Anthropologically it makes sense - better to give your all to kill the violent tribe in the next valley and to hold back when slapping your own tribe mates around. Add to that actively reducing testosterone levels and there's only so much you can fight amongst yourselves before everyone gets tired of it. We've all seen it in games - you get more determined to kill an enemy player when he or she is silent and faceless than if you are existing friends or engage in friendly banter during the course of play. It becomes a lot harder to hate someone if you're laughing with each other over voice-chat or across the LAN hall.
The timing of this article is fortuitous - just last Friday I was involved in UT3 LAN party designed to break the ice a little amongst the games designers and programmers freshers at my university (more on that in the future, likely on a separate blog). Before teams were assigned I had struck up conversation and found common ground with a handful of other students and I think we had all enjoyed the company and discussion. We also practiced a little and worked out team dynamics. Playing against each other we were relaxed and laughings. Things got serious and the testosterone was racing, however, when it came to the second round and we were up against a team that could have been any four people in the packed room - we hadn't seen their faces or gotten their names at all. We fought furiously, with a war-like survival mentality though were ultimately defeated. The difference could not have been more profound.
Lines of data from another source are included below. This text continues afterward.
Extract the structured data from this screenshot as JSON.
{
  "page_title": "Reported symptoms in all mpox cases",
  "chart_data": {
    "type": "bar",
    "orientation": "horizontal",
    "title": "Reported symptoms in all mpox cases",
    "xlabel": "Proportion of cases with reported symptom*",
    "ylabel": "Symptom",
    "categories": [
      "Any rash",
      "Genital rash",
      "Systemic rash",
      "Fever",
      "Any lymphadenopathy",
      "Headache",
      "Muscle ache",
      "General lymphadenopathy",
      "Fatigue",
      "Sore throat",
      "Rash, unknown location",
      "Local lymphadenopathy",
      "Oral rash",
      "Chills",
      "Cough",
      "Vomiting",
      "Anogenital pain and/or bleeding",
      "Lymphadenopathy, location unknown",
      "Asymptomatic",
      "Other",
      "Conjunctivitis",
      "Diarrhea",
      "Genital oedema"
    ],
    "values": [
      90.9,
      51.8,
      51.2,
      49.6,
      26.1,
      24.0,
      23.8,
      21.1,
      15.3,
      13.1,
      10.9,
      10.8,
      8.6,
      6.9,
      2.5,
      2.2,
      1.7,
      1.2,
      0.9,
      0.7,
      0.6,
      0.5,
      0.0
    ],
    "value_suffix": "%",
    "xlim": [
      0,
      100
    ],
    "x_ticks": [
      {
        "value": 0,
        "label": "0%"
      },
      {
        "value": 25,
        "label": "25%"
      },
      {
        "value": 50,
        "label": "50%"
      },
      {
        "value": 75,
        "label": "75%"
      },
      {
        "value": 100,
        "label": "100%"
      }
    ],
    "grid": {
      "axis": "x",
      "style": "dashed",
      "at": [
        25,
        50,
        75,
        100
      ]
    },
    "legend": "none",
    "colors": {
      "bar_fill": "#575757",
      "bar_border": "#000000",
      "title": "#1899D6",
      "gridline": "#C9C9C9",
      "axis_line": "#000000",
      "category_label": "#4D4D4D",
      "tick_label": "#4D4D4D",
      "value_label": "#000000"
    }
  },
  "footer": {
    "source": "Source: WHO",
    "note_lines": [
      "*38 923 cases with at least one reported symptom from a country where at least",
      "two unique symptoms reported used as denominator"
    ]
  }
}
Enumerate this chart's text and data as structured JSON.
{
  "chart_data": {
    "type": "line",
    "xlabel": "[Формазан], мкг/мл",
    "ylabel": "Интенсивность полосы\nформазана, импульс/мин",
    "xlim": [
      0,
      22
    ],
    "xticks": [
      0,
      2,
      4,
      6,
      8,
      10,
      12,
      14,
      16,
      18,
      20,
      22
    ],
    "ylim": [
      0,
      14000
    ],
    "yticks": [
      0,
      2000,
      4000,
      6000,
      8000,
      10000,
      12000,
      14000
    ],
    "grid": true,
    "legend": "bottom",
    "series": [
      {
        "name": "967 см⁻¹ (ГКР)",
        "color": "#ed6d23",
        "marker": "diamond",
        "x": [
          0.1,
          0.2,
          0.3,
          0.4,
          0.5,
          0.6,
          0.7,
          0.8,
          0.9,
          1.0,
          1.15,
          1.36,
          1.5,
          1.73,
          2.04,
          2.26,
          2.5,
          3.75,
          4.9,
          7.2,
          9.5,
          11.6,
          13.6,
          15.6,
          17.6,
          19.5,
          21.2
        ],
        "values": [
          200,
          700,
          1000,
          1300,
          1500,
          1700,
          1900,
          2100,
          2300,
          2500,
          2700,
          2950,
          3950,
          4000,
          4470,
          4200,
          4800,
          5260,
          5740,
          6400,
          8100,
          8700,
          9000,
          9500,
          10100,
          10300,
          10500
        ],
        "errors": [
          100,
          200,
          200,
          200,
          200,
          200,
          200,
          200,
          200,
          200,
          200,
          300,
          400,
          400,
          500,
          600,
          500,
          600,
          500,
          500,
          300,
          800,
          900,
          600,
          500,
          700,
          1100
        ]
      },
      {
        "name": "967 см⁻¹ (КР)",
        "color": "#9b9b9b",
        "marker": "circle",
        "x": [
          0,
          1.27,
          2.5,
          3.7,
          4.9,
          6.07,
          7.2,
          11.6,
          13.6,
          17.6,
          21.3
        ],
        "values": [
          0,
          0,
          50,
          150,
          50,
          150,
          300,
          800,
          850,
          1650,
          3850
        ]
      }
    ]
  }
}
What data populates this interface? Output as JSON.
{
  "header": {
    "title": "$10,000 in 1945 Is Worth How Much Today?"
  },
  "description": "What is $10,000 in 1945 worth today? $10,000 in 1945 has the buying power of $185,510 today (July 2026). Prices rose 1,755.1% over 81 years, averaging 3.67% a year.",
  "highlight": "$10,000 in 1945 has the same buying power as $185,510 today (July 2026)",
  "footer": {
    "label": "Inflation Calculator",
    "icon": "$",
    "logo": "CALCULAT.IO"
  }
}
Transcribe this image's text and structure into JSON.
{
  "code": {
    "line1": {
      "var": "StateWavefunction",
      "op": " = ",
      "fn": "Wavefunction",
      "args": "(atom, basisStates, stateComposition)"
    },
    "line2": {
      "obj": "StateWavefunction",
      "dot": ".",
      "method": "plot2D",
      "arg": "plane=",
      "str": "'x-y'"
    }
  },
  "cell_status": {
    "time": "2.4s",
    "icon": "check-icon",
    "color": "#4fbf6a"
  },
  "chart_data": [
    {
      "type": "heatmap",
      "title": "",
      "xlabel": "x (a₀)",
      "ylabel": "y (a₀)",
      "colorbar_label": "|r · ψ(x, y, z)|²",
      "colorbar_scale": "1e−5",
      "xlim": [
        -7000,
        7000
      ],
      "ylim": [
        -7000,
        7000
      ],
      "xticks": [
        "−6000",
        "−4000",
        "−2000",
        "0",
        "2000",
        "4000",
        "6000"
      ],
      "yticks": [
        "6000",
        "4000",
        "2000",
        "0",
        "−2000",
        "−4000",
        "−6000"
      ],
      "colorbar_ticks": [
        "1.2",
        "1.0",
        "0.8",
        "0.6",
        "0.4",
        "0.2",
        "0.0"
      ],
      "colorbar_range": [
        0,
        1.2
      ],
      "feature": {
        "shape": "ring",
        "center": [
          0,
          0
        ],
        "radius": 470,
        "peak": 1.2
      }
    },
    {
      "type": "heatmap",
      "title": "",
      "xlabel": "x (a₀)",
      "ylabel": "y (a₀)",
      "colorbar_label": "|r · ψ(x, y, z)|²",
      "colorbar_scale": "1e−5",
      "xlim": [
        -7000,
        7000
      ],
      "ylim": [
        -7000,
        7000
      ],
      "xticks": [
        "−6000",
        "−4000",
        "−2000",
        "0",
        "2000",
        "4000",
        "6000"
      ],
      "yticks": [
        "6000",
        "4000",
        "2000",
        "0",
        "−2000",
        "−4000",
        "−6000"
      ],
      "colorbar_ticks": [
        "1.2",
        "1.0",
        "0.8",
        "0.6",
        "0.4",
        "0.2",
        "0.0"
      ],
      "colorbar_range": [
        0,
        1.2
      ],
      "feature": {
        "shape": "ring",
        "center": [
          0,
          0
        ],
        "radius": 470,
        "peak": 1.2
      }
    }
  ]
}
As both a gamer and a student of psychology I see several potential flaws with the study mentioned - the different incentives of $45 for the winning team in the first test and $45 for the winning individual in the second test seem in-balanced. I also have to wonder about the psychological difference between Onslaught (fought over very large maps, using vehicles and using take-and-hold mechanics in the style of Enemy Territory and Battlefield games) and straight Deathmatch (fought over small dependant only upon killing each other). If anything I would think that Deathmatch would be more testosterone-building than Onslaught but the point is there might be a crucial difference that interferes with the results.